There was awkward silence for a moment. Then Father gave a little chuckle. "Jonas. You of all people. Precision of language, please!"
"What do you mean?" Jonas asked. Amusement was not at all what he had anticipated.
"Your father means that you used a very generalised word, so meaningless that it's become almost obsolete," his mother explained carefully.
Jonas stared at them. Meaningless? He had never before felt anything as meaningful as the memory.
"And of course our community can't function smoothly if people don't use precise language. YOu could ask, 'Do you enjoy me?' The answer is 'Yes,'" his mother said.
"Or," his father suggested, "Do you take pride in my accomplishments?' And the answer is wholeheartedly 'Yes'."
"Do you understand why it's inappropriate to use a word like 'love'?" Mother asked.
Jonas nodded. "Yes, thank you, I do," he replied slowly.

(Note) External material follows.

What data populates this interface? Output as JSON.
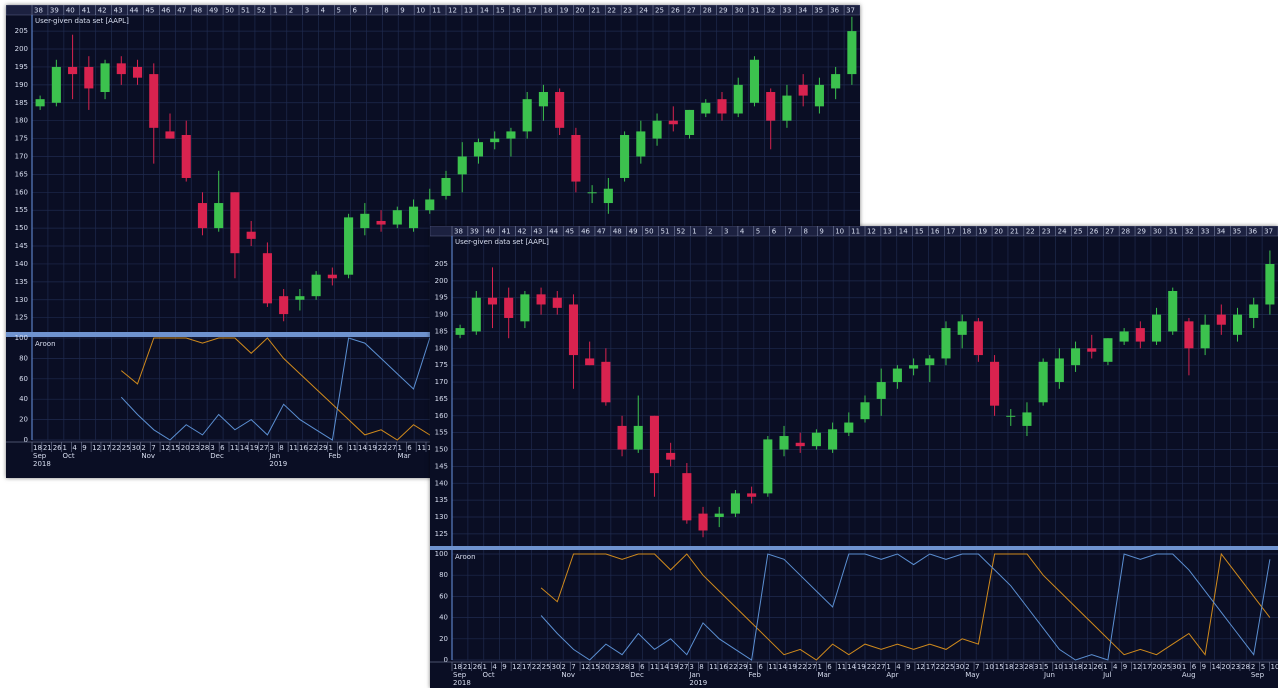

It was his first lie to his parents.



Reflections
After reading this extract, I really felt a mixture of emotions--pity, shock and much more, but the most I felt was pity. I was really moved. We often take our parents' love for granted, thinking that it is natural and that we deserve it, in some way. In The Giver, however, the children do not receive love from their parents. Instead, they receive things like recognition, pride, even enjoyment; anything, but love.

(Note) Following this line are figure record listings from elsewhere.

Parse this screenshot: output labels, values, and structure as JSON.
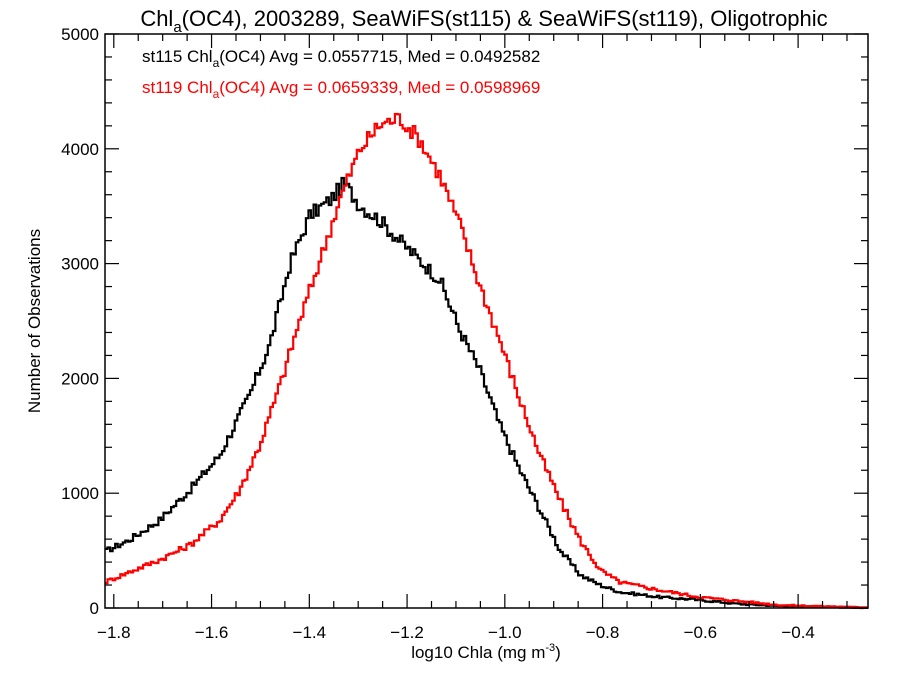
{
  "chart_data": {
    "type": "line",
    "style": "step-histogram",
    "title": "Chl_a(OC4), 2003289, SeaWiFS(st115) & SeaWiFS(st119), Oligotrophic",
    "title_parts": {
      "pre": "Chl",
      "sub": "a",
      "post": "(OC4), 2003289, SeaWiFS(st115) & SeaWiFS(st119), Oligotrophic"
    },
    "xlabel": "log10 Chla (mg m^-3)",
    "xlabel_parts": {
      "pre": "log10 Chla (mg m",
      "sup": "-3",
      "post": ")"
    },
    "ylabel": "Number of Observations",
    "xlim": [
      -1.818,
      -0.257
    ],
    "ylim": [
      0,
      5000
    ],
    "x_ticks": [
      -1.8,
      -1.6,
      -1.4,
      -1.2,
      -1.0,
      -0.8,
      -0.6,
      -0.4
    ],
    "x_tick_labels": [
      "−1.8",
      "−1.6",
      "−1.4",
      "−1.2",
      "−1.0",
      "−0.8",
      "−0.6",
      "−0.4"
    ],
    "x_minor_step": 0.05,
    "y_ticks": [
      0,
      1000,
      2000,
      3000,
      4000,
      5000
    ],
    "y_tick_labels": [
      "0",
      "1000",
      "2000",
      "3000",
      "4000",
      "5000"
    ],
    "y_minor_step": 200,
    "grid": false,
    "legend_position": "top-left",
    "series": [
      {
        "name": "st115",
        "color": "#000000",
        "legend_parts": {
          "pre": "st115 Chl",
          "sub": "a",
          "post": "(OC4) Avg = 0.0557715, Med = 0.0492582"
        },
        "x": [
          -1.818,
          -1.767,
          -1.706,
          -1.644,
          -1.583,
          -1.522,
          -1.481,
          -1.44,
          -1.399,
          -1.358,
          -1.328,
          -1.297,
          -1.256,
          -1.215,
          -1.174,
          -1.133,
          -1.092,
          -1.051,
          -1.01,
          -0.969,
          -0.928,
          -0.887,
          -0.846,
          -0.805,
          -0.765,
          -0.683,
          -0.601,
          -0.519,
          -0.437,
          -0.257
        ],
        "values": [
          490,
          595,
          765,
          1030,
          1330,
          1855,
          2290,
          2990,
          3420,
          3550,
          3700,
          3510,
          3380,
          3200,
          3030,
          2860,
          2420,
          2070,
          1590,
          1200,
          855,
          505,
          290,
          200,
          140,
          95,
          70,
          35,
          17,
          0
        ]
      },
      {
        "name": "st119",
        "color": "#ff0000",
        "legend_parts": {
          "pre": "st119 Chl",
          "sub": "a",
          "post": "(OC4) Avg = 0.0659339, Med = 0.0598969"
        },
        "x": [
          -1.818,
          -1.767,
          -1.706,
          -1.644,
          -1.583,
          -1.542,
          -1.501,
          -1.46,
          -1.419,
          -1.378,
          -1.338,
          -1.297,
          -1.256,
          -1.215,
          -1.174,
          -1.133,
          -1.092,
          -1.051,
          -1.01,
          -0.969,
          -0.928,
          -0.887,
          -0.846,
          -0.805,
          -0.765,
          -0.683,
          -0.601,
          -0.519,
          -0.437,
          -0.257
        ],
        "values": [
          225,
          315,
          420,
          550,
          765,
          1030,
          1420,
          1940,
          2510,
          3030,
          3550,
          3990,
          4210,
          4270,
          4080,
          3770,
          3340,
          2810,
          2330,
          1810,
          1330,
          940,
          590,
          330,
          225,
          155,
          95,
          60,
          25,
          5
        ]
      }
    ]
  }
}
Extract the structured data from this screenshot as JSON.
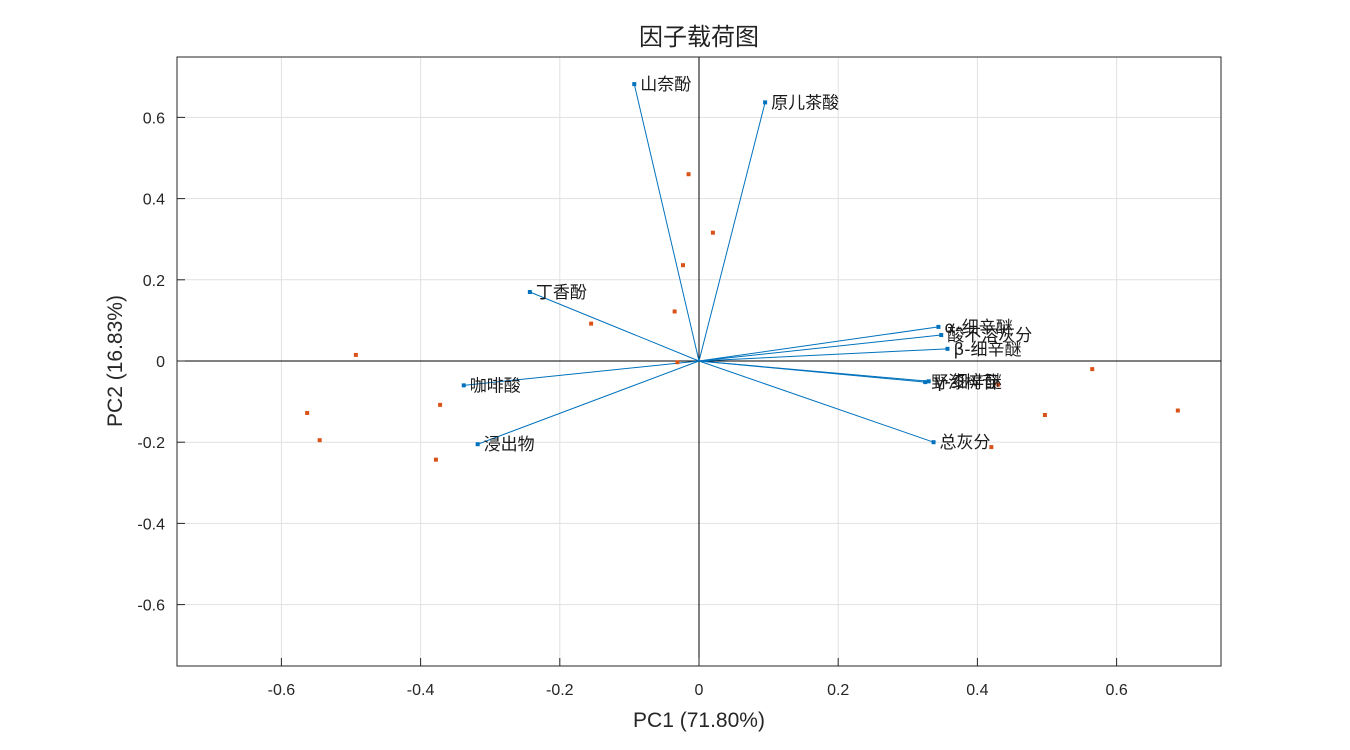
{
  "colors": {
    "loading": "#0072bd",
    "score": "#d95319"
  },
  "chart_data": {
    "type": "scatter",
    "title": "因子载荷图",
    "xlabel": "PC1 (71.80%)",
    "ylabel": "PC2 (16.83%)",
    "xlim": [
      -0.75,
      0.75
    ],
    "ylim": [
      -0.75,
      0.75
    ],
    "xticks": [
      "-0.6",
      "-0.4",
      "-0.2",
      "0",
      "0.2",
      "0.4",
      "0.6"
    ],
    "yticks": [
      "-0.6",
      "-0.4",
      "-0.2",
      "0",
      "0.2",
      "0.4",
      "0.6"
    ],
    "grid": true,
    "loadings": [
      {
        "name": "山奈酚",
        "x": -0.093,
        "y": 0.682
      },
      {
        "name": "原儿茶酸",
        "x": 0.095,
        "y": 0.637
      },
      {
        "name": "丁香酚",
        "x": -0.243,
        "y": 0.17
      },
      {
        "name": "α-细辛醚",
        "x": 0.344,
        "y": 0.084
      },
      {
        "name": "酸不溶灰分",
        "x": 0.348,
        "y": 0.064
      },
      {
        "name": "β-细辛醚",
        "x": 0.357,
        "y": 0.03
      },
      {
        "name": "野漆树苷",
        "x": 0.325,
        "y": -0.052
      },
      {
        "name": "γ-细辛醚",
        "x": 0.33,
        "y": -0.05
      },
      {
        "name": "咖啡酸",
        "x": -0.338,
        "y": -0.06
      },
      {
        "name": "浸出物",
        "x": -0.318,
        "y": -0.205
      },
      {
        "name": "总灰分",
        "x": 0.337,
        "y": -0.2
      }
    ],
    "scores": [
      {
        "x": -0.015,
        "y": 0.46
      },
      {
        "x": 0.02,
        "y": 0.316
      },
      {
        "x": -0.023,
        "y": 0.236
      },
      {
        "x": -0.035,
        "y": 0.122
      },
      {
        "x": -0.155,
        "y": 0.092
      },
      {
        "x": -0.493,
        "y": 0.015
      },
      {
        "x": -0.031,
        "y": -0.003
      },
      {
        "x": -0.563,
        "y": -0.128
      },
      {
        "x": -0.372,
        "y": -0.108
      },
      {
        "x": -0.545,
        "y": -0.195
      },
      {
        "x": -0.378,
        "y": -0.243
      },
      {
        "x": 0.565,
        "y": -0.02
      },
      {
        "x": 0.688,
        "y": -0.122
      },
      {
        "x": 0.497,
        "y": -0.133
      },
      {
        "x": 0.43,
        "y": -0.058
      },
      {
        "x": 0.42,
        "y": -0.212
      }
    ]
  }
}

Afte reading this I not only felt sorry for Jonas, but also for people like Asher and Fiona as well. This way of living in a world devoid of any feelings like love was extremely cruel, not only toward the children, but also toward the parents. From this I deduced that the parents the children were living with were actually not their real parents. Even if they were, however, there was a strong sense of distance. Homes were referred to as "family dwellings" in the Giver, and words like love were considered as inappropriate, or vague. The most heart-wrenching part about this entire thing was that Jonas and the Giver were the only people who were exposed and actually knew love. The community might have been under the impression that upon removing things like familial and parental love, forcing people to have sameness would keep the people safe, and everyone would live in peace; but they were wrong in removing such things, as that only made the people live in ignorance their whole lives, about the power of familial love.
The people in the community just felt it was a way of life, and felt that the absence of love was not really a big deal.
After reading this extract, I felt a large surge of appreciation toward my family and parents, especially. Our world may not be as peaceful, controlled or as safe as the world portrayed in the Giver, but at least we have things like snow, colour, laughter and music, which are actually part of our lives without us knowing it. Therefore, from this extract I learned and understood a lot, and that's why I chose to post it on my blog.
I hope my readers will enjoy the extract or book as much as I have, appreciate our world, and feel thankful that it is not the so-called Utopia portrayed in the Giver, as the more people try to construct their own Utopia, the more dis-Utopian it turns out to be.